Sam shrugged. “Nope. I asked around, but nobody at Records would cop to knowing anything. And he sure doesn’t seem to. Maybe someone in a high position recognized him, if you know what I mean.” There’s a consistent strain of paranoid thinking among us earthbound angels that even though we don’t remember our previous lives, our bosses almost certainly do.

“Yeah, maybe,” I said.

“Maybe is the new definitely,” Sam said. “Get used to it, Bobby my boy.
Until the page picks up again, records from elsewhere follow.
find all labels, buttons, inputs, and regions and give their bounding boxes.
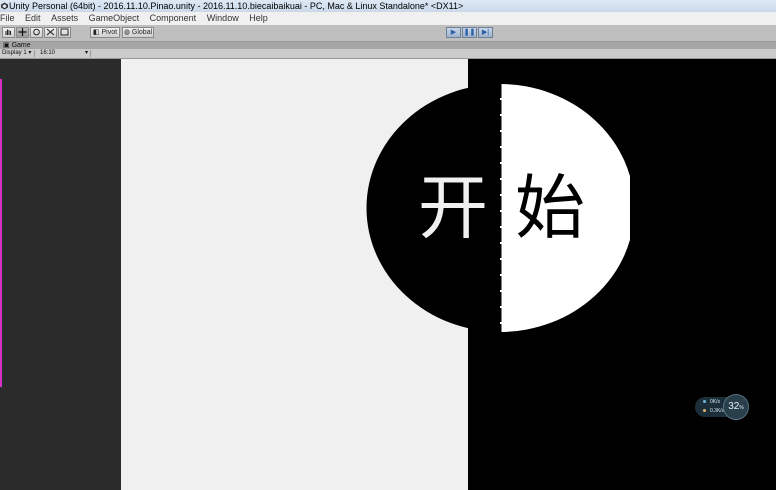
hand-icon — [5, 29, 11, 35]
unity-logo-icon — [1, 2, 8, 10]
game-tab-icon: ▣ — [3, 42, 10, 49]
scale-tool-button[interactable] — [44, 27, 57, 38]
upload-unit: K/s — [712, 399, 721, 405]
start-char-left: 开 — [418, 167, 488, 249]
play-icon: ▶ — [450, 29, 457, 36]
game-view-toolbar: Display 1 ▾ 16:10 ▾ — [0, 49, 776, 59]
usage-percent-unit: % — [739, 405, 744, 411]
pause-icon: ❚❚ — [463, 29, 476, 36]
pivot-toggle[interactable]: ◧ Pivot — [90, 27, 120, 38]
move-icon — [18, 28, 27, 36]
download-dot-icon — [703, 409, 706, 412]
pivot-icon: ◧ — [92, 29, 100, 36]
menu-file[interactable]: File — [0, 12, 15, 25]
start-button[interactable]: 开 始 — [361, 84, 630, 332]
menu-component[interactable]: Component — [150, 12, 197, 25]
globe-icon: ◍ — [123, 29, 130, 36]
rotate-icon — [33, 28, 40, 36]
chevron-down-icon: ▾ — [84, 50, 88, 56]
rect-icon — [60, 28, 69, 36]
aspect-dropdown[interactable]: 16:10 ▾ — [38, 50, 91, 57]
network-stats-widget: 0K/s 0.3K/s 32% — [695, 394, 753, 422]
menu-assets[interactable]: Assets — [51, 12, 78, 25]
hand-tool-button[interactable] — [2, 27, 15, 38]
rotate-tool-button[interactable] — [30, 27, 43, 38]
left-dark-panel — [0, 59, 121, 490]
download-row: 0.3K/s — [703, 408, 724, 414]
game-tab-label: Game — [11, 42, 31, 49]
display-label: Display 1 — [2, 50, 27, 56]
menu-bar: File Edit Assets GameObject Component Wi… — [0, 12, 776, 25]
menu-window[interactable]: Window — [207, 12, 239, 25]
pause-button[interactable]: ❚❚ — [462, 27, 477, 38]
download-value: 0.3 — [710, 408, 717, 414]
global-toggle[interactable]: ◍ Global — [122, 27, 154, 38]
pivot-label: Pivot — [101, 29, 118, 36]
display-dropdown[interactable]: Display 1 ▾ — [0, 50, 35, 57]
play-button[interactable]: ▶ — [446, 27, 461, 38]
step-icon: ▶| — [481, 29, 490, 36]
start-char-right: 始 — [515, 167, 585, 249]
upload-row: 0K/s — [703, 399, 720, 405]
window-title-bar: Unity Personal (64bit) - 2016.11.10.Pina… — [0, 0, 776, 12]
rect-tool-button[interactable] — [58, 27, 71, 38]
side-accent-line — [0, 79, 2, 387]
upload-dot-icon — [703, 400, 706, 403]
game-tab-bar: ▣ Game — [0, 42, 776, 49]
move-tool-button[interactable] — [16, 27, 29, 38]
game-tab[interactable]: ▣ Game — [3, 42, 31, 49]
chevron-down-icon: ▾ — [28, 50, 32, 56]
menu-gameobject[interactable]: GameObject — [89, 12, 140, 25]
aspect-label: 16:10 — [40, 50, 56, 56]
global-label: Global — [131, 29, 153, 36]
usage-percent: 32% — [723, 394, 749, 420]
scale-icon — [46, 28, 55, 36]
window-title: Unity Personal (64bit) - 2016.11.10.Pina… — [9, 1, 464, 11]
step-button[interactable]: ▶| — [478, 27, 493, 38]
usage-percent-value: 32 — [728, 401, 740, 412]
menu-edit[interactable]: Edit — [25, 12, 41, 25]
menu-help[interactable]: Help — [249, 12, 268, 25]
toolbar: ◧ Pivot ◍ Global ▶ ❚❚ ▶| — [0, 25, 776, 42]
You have to learn to embrace uncertainty.”

“That’s the kind of shit you used to say when you drank,” I told him. I may have said it a little more sourly than I meant to: he had reminded me not just of the Mule but of my night with Caz, too. Besides, if an angel falling in love with a demon didn’t count as embracing uncertainty, what would?

“Yeah, you’re right.” He downed his ginger ale and reached for his wallet. “And believe me, when that horn- headed whatchamacallit of yours was kicking my ass, I was definitely rethinking my choice to go straight. I mean, who wants to die sober?”

“Even worse,” I said, pushing a ten and a five across the table for my share, “who wants to die sober more than once?”

I dropped Sam off at his apartment in Southport and drove slowly back up the Bayshore, not by choice but because the rush hour had begun, and the traffic was moving at walking speed. Normally I’d take surface streets but Orban’s Benz had decent air conditioning, and I was in no hurry. I had nowhere to go, after all-I hadn’t picked a motel for the night yet, and I’d just finished eating. When I finally got tired of staring at other people’s brake lights I got off the freeway and followed Bay Avenue east from the Palo Alto district, headed out toward the Ralston Hotel.